Humans are not necessarily rational, but the only theory we have for 
rational behavior is utility theory, and supposedly irrational 
behavior may be explainable by hidden utilities. That is, if I have a 
strong value, as an example, for being "sincere" and "honest," I 
might vote against my own apparent interests in order to vote 
"sincerely" or "honestly." Some game theory that does not take into 
account the matter of being sincere or honest might judge my behavior 
irrational. Not necessarily.

It is fairly obvious that humans do have some kind of utility 
scaling, it shows in our language about making choices, we "weigh" 
them. And the experience of making choices can feel very much like 
hefting objects to see which is heaviest. Most of us would not sit 
down and calculate, for example, dollar values for various candidates 
winning an election, but we *could*, and if there were a system in 
place where votes were bids, having a cost, we *would*.
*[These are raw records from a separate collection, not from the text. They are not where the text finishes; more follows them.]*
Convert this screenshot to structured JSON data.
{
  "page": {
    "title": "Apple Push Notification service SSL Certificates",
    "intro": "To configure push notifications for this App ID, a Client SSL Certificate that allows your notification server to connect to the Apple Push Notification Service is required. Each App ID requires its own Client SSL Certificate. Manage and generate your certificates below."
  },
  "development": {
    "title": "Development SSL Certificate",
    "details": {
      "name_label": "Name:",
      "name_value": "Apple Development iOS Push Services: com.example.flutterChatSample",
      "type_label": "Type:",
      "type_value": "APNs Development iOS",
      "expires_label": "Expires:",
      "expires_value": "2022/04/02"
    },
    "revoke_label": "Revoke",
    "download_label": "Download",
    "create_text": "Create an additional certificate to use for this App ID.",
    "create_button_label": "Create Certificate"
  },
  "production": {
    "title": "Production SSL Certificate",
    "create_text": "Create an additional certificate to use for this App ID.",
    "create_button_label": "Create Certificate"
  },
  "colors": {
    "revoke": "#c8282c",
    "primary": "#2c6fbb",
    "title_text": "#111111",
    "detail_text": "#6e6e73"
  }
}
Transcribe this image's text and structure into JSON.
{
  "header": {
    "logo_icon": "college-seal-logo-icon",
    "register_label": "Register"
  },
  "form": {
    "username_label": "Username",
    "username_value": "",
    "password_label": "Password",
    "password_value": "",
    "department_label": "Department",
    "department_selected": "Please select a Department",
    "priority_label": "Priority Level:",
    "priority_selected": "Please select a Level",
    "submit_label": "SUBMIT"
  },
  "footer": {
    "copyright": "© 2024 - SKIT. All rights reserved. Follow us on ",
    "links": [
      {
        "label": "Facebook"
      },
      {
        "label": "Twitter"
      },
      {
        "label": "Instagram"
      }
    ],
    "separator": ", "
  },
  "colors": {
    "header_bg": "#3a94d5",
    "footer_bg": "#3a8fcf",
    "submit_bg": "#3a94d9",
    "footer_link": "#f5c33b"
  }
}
And economic return is, by far, not the only consideration that can 
nevertheless be measured in, say, dollars. How much would you pay for 
an election outcome? Suppose you knew that if enough people voted 
like you, and you got what you voted for, you would have to pay the 
cost associated with it. That cost could include actual 
implementation cost plus compensation for losses incurred by others. 
(If we decide to seize land by eminent domain and build a school, the 
costs certainly will include compensation for the seized property.)

Now, utilities are, by custom around here, stated in positive units. 
If we are seeking to maximize individual utility or overall utility, 
that functions well enough. But, in reality, our impression of 
choices is bipolar, we are attracted by a choice -- and thus would be 
willing to pay for it, or we are repelled by it, and thus, to accept 
the choice voluntarily, we would require compensation. Which, for 
some choices, could be a *lot* of compensation (probably, 
collectively, dwarfing the resources of the wealthiest person on the planet).

(If you knew that you could, with the collective compensation 
obtained, save millions of lives by, say, allowing the election of 
Bush at a time like 2000, even though you knew, let's say, that what 
he will do will cost hundreds of thousands of lives, how would you 
choose? If you think the answer is obvious, think again. We make 
choices all the time that involve loss of life for a few, at least. 
How much do we put into neonatal medical care? We use automobiles, 
when it is known that there will be a certain level of accidents, and 
on and on. Actually taking responsibility for the choices we make as 
a society is *difficult*, which is one reason why, I suspect, people 
are averse to realizing how much power they have. If we think it is 
all controlled by *them*, why, we aren't responsible for all the bad 
stuff that comes down. It's *their* fault.)

In any case, a more realistic statement of utilities would be one a 
scale that includes negative numbers; zero then represents a neutral 
point, where one is neither attracted nor averse to an outcome. One 
would not pay for this outcome, nor would one need compensation to 
accept it. (Except by comparison, which is another matter).

This kind of discussion often brings up a huge red herring: that some 
people can afford to pay more than others, and, allegedly, a Clarke 
tax would essentially create a plutocracy. The flaw in this is that, 
almost by definition, the wealthy are few.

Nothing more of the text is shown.